Pre-draft measurables
| Height | Weight | Arm length | Hand span | Wingspan | 40-yard dash | 10-yard split | 20-yard split | 20-yard shuttle | Three-cone drill | Vertical jump | Broad jump | Bench press |
| 6 ft 1+1⁄2 in (1.87 m) | 218 lb (99 kg) | 32+5⁄8 in (0.83 m) | 9+1⁄4 in (0.23 m) | 6 ft 5+3⁄8 in (1.97 m) | 4.63 s | 1.64 s | 2.67 s | 4.47 s | 7.05 s | 35.5 in (0.90 m) | 9 ft 11 in (3.02 m) | 17 reps |
All values from the University of Washington Pro Day

=== Cincinnati Bengals ===
Unselected in the 2015 NFL draft, Williams signed with the Cincinnati Bengals shortly after, but was released in May after a failed physical.

=== Seattle Seahawks ===
The Seattle Seahawks signed Williams to a rookie mini-camp contract, where he impressed coaches with his sure-handed catching ability, and he was signed by the team on June 12, 2015, but released on September 5. The next day, on September 6, he was signed to their practice squad.

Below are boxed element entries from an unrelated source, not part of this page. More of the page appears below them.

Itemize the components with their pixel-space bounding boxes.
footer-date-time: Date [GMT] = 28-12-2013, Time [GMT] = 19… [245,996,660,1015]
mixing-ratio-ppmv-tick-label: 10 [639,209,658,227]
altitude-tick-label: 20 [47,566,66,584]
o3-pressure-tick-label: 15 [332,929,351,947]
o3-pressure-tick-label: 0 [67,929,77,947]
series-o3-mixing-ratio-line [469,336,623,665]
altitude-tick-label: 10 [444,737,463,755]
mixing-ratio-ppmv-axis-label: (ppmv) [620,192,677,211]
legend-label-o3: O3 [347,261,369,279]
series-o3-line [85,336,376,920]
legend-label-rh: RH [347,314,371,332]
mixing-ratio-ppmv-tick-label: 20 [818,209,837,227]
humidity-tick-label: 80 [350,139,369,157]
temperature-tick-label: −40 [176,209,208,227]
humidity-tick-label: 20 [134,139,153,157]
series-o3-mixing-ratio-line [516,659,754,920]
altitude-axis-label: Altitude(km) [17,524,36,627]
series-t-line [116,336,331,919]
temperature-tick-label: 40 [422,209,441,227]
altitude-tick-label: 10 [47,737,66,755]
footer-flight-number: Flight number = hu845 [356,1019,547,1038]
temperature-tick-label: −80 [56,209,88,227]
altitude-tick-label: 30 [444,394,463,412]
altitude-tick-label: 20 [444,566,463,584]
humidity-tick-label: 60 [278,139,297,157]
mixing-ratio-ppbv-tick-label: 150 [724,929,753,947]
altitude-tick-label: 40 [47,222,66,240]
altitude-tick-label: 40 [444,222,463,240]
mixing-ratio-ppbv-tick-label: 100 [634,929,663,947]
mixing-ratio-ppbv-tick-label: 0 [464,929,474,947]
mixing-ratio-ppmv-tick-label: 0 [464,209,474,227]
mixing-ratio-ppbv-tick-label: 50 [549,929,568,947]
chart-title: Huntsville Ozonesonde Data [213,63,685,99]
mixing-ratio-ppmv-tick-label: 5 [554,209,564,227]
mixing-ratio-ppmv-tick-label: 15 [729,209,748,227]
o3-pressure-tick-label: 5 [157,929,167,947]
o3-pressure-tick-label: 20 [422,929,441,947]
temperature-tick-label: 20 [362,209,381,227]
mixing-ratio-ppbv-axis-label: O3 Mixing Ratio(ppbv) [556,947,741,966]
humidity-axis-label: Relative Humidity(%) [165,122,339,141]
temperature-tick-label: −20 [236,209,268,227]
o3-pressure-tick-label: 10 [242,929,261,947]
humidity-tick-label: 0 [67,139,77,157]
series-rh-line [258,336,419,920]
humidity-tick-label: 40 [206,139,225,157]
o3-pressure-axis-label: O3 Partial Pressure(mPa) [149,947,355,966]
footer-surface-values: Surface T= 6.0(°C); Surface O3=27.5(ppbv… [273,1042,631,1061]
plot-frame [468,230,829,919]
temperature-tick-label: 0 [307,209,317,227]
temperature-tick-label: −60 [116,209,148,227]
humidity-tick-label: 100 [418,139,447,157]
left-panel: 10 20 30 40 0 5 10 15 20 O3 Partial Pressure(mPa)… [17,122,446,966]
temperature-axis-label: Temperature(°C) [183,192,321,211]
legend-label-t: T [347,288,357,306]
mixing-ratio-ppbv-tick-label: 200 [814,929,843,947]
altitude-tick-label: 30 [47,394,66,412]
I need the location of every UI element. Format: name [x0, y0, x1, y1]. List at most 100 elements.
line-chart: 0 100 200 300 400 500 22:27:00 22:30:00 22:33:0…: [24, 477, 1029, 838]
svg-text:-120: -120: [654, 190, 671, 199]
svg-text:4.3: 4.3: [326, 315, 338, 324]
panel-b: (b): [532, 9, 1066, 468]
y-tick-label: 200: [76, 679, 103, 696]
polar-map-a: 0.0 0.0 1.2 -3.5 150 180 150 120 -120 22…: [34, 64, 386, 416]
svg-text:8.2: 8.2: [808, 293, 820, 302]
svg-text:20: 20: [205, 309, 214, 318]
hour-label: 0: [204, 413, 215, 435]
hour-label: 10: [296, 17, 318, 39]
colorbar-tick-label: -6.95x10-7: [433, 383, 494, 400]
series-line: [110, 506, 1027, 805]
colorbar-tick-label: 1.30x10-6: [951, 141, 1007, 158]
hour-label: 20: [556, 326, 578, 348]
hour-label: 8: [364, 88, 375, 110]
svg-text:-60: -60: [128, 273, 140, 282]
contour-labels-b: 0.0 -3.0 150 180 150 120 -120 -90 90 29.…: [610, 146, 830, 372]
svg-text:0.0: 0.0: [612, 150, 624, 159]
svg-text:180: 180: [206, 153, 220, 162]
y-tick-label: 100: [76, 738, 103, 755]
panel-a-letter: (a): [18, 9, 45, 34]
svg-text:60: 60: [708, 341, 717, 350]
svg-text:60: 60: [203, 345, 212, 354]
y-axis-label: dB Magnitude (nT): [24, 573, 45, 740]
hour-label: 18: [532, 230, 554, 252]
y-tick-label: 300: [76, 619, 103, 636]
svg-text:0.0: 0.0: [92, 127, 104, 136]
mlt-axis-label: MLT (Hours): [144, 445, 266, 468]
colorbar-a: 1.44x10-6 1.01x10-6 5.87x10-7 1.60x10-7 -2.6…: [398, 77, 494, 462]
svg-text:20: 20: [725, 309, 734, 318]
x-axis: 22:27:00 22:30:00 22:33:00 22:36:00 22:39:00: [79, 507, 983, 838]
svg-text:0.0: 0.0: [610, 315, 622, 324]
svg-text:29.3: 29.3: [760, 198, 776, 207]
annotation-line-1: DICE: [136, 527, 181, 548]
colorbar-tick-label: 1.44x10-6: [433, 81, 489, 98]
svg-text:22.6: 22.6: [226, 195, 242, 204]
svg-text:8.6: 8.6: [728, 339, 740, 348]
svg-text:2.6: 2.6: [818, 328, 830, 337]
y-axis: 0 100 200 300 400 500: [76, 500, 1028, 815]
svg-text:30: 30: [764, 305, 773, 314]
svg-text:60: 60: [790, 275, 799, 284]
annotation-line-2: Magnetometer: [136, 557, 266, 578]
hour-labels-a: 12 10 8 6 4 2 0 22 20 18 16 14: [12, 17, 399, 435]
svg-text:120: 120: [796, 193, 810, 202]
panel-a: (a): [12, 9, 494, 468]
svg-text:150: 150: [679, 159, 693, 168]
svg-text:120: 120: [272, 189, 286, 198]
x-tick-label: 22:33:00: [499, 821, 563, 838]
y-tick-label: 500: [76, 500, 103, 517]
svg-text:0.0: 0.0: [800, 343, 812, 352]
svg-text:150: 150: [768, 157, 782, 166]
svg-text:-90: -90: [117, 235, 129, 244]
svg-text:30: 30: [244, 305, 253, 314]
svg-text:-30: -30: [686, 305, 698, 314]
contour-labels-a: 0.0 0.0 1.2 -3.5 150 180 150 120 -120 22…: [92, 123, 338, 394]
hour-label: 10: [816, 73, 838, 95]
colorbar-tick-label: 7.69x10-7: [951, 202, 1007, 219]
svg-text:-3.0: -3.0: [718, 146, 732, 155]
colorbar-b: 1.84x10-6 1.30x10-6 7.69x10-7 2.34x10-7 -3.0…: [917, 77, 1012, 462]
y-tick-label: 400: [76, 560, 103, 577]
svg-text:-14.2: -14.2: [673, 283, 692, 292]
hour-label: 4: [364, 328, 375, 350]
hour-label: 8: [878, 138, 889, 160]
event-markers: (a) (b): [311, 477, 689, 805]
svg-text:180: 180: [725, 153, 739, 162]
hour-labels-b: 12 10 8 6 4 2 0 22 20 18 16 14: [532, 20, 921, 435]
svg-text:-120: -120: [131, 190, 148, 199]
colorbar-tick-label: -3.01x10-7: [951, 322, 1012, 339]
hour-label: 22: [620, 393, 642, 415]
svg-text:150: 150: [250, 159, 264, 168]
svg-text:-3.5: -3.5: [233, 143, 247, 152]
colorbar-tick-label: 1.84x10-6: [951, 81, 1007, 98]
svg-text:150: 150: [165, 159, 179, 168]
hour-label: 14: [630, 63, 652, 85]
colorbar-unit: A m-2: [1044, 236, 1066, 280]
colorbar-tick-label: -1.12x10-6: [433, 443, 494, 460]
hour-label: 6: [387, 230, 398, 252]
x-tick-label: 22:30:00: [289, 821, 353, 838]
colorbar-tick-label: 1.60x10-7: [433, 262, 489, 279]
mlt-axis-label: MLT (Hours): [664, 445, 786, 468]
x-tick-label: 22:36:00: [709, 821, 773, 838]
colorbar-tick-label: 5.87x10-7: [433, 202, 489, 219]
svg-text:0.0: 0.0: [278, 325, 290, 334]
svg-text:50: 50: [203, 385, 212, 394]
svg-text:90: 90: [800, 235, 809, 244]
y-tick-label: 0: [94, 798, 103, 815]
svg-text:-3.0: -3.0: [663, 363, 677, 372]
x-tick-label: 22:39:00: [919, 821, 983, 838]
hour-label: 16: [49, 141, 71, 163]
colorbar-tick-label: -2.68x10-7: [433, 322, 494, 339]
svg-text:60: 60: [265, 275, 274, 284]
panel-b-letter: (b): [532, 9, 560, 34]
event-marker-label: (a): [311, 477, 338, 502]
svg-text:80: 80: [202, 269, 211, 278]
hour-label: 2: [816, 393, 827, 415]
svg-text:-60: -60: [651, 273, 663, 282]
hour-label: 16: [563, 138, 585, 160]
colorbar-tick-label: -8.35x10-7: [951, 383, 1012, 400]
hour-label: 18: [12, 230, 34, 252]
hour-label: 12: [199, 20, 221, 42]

On December 26, Williams was signed to the Seahawks' 53-man roster, replacing tight end Anthony McCoy who was put on injured reserve.

On September 3, 2016, Williams was released by the Seahawks as part of final roster cuts, and was then signed to their practice squad. On September 13, he was released from the Seahawks' practice squad, then re-signed to the practice squad on September 21. On December 27, he was promoted to the Seahawks' active roster to replace the injured Tyler Lockett.

In 2017, Williams caught four passes for 119 yards in his first preseason game on August 13, and caught a touchdown the next week against the Minnesota Vikings. Despite a strong preseason, Williams was waived by the Seahawks on September 2.

===Cleveland Browns===
The following day on September 3, 2017, Williams was claimed off waivers by the Cleveland Browns, but was waived on November 16 and was re-signed to their practice squad. He signed a reserve/future contract with the Browns on January 1, 2018, but was waived on April 30.

===Indianapolis Colts===
Williams signed with the Indianapolis Colts on May 11, 2018, but was waived on September 1.

===Seattle Dragons===
Williams was selected by the Seattle Dragons in the 7th round of the 2020 XFL draft on October 15, 2019. He missed the first two games of the season with a quadriceps injury. He had his contract terminated when the league suspended operations on April 10, 2020.

==Personal life==
Williams' father Aaron also played college football at Washington; he was a standout wide receiver for the Huskies from 1979–1982 under head coach Don James. Kasen's sister Kiara played soccer at Arizona State University from 2009–2012.